On Wed, 14 May 1997, Larry Masinter wrote:

> It's a common difficulty with URL processing, to the point
> where we wrote a special section in the revised URL draft
> on "when to escape and when not to escape".

This is a very good section. Implicitly, it says "don't
escape if you don't have to.". Maybe that should be made
more explicit, in an attempt to make equivalence easier.
(of course with due wording for special cases such as "~").


> But the short
> answer is that you cannot 'unescape' a URL except when you are
> parsing it into its component parts. Thus, URL equivalence
> using %XX = <character represented by that byte> is unacceptable. 

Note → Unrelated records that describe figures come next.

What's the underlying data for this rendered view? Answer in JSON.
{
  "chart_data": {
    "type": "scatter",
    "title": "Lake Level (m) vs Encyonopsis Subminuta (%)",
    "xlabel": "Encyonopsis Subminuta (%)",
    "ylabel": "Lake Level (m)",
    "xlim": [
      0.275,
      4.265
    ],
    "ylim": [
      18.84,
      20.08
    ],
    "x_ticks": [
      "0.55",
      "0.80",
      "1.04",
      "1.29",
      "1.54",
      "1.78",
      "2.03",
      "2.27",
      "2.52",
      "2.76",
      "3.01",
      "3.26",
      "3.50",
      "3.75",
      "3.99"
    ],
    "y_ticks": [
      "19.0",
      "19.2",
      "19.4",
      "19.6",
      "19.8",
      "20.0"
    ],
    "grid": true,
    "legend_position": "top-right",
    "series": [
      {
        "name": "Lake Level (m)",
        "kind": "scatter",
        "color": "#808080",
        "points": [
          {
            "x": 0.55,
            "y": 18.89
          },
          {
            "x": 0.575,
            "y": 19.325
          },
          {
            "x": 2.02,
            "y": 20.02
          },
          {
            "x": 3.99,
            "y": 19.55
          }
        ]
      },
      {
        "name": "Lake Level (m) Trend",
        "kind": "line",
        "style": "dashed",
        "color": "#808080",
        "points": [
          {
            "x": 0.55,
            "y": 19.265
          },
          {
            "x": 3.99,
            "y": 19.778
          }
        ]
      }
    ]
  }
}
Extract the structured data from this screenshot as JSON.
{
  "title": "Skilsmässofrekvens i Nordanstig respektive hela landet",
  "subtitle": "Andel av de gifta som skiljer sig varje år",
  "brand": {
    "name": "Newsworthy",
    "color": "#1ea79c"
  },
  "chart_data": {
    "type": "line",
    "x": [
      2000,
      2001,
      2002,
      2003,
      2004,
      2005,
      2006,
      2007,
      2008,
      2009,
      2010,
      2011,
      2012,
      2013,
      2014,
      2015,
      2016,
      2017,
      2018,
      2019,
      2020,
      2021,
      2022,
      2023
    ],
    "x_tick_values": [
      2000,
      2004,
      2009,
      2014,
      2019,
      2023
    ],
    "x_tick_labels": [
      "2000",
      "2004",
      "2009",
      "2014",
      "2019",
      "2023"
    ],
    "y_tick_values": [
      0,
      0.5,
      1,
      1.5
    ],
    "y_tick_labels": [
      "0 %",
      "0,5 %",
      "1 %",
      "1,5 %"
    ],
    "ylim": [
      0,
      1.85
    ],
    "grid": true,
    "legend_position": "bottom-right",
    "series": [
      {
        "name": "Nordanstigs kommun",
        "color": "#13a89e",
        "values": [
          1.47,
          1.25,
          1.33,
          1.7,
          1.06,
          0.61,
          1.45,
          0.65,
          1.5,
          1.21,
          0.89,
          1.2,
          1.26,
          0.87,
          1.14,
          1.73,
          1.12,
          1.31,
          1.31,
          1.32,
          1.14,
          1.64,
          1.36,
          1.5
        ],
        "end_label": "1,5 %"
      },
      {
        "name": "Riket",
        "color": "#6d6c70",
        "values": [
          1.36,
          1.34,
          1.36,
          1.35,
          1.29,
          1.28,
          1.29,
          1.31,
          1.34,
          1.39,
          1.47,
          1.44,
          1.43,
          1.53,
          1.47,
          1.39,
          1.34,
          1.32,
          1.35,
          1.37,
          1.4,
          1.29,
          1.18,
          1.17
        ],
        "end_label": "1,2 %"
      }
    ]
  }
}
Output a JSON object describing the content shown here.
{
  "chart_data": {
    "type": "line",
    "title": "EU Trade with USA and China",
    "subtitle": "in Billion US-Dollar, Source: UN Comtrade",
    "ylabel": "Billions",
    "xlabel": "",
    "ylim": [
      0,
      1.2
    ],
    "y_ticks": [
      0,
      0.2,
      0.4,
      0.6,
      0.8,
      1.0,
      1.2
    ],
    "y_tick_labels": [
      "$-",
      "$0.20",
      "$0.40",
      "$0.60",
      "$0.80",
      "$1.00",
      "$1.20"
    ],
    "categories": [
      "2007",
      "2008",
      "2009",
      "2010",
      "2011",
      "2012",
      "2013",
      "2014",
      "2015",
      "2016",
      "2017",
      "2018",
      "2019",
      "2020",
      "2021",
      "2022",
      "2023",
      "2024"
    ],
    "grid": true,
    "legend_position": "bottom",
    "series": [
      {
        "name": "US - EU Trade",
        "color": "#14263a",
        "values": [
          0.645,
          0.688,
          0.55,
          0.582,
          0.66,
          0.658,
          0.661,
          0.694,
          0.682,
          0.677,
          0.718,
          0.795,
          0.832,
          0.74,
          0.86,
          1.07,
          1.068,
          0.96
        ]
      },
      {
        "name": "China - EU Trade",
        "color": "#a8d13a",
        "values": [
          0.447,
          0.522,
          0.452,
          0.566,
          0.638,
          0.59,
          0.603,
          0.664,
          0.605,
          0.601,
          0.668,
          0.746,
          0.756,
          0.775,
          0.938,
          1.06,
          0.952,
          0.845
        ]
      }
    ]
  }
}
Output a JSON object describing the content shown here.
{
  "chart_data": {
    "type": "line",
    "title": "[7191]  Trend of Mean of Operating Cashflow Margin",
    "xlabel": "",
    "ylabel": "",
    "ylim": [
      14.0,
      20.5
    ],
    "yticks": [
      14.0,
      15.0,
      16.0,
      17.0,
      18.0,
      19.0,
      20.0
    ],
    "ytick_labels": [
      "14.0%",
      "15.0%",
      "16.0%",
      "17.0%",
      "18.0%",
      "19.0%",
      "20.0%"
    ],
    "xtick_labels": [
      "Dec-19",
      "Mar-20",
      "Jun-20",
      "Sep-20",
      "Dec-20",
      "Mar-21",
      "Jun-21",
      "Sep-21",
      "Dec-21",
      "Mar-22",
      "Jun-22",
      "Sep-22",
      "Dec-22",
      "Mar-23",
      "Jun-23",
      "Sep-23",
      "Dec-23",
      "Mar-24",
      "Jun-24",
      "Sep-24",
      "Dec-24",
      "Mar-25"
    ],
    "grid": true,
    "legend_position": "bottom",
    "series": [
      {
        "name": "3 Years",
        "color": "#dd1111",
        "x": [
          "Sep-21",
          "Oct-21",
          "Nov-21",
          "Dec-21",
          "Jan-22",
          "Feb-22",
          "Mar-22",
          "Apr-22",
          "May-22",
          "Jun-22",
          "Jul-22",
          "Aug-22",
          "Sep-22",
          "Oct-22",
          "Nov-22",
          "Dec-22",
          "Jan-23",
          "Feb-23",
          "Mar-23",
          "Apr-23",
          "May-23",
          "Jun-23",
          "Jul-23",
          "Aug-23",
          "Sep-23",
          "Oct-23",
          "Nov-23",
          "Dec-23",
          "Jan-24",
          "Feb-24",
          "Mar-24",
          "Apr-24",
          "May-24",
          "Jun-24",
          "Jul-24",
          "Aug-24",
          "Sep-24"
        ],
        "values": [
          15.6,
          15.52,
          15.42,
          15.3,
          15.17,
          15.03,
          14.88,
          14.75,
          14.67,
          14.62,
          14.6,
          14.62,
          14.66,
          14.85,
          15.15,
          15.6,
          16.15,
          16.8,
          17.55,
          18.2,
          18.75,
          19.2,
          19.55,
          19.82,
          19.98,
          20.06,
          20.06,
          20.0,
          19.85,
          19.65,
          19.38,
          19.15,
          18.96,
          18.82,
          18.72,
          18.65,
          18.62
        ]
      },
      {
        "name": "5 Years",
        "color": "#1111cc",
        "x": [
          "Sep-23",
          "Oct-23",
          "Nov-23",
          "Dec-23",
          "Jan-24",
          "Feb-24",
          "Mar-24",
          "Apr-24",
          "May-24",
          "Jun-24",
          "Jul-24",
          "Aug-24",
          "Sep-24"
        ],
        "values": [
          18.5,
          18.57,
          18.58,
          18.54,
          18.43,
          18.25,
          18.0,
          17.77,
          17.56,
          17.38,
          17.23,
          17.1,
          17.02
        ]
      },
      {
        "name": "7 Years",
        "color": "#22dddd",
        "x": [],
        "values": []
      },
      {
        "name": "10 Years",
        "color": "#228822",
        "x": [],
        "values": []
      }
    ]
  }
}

Straight as it stands, it is unacceptable. But with some
modification, it would work rather well. Divide octets
in two categories, reserved and non-reserved. For reserved
octets, do case equivalence on the X in %XX. For the
non-reserved, use %XX = <octet represented by that byte>.
The "reserved" category could be the broad collection of
characters possibly reserved according to the URL syntax
draft. The rest would be non-reserved.

There are of course failure cases, but it is extremely
rare that somebody writes a "/" as %2F in a context
where it can but doesn't need to be escaped. The only
actual case I have seen both %HH and direct encoding
is "~", which is a very special case and not reserved.

The failure cases, if they really turn, would weed out
themselves naturally. There is no reason to restrict
ourselves and limit functionality.

Regards,	Martin.

Received on Thursday, 15 May 1997 11:48:43 UTC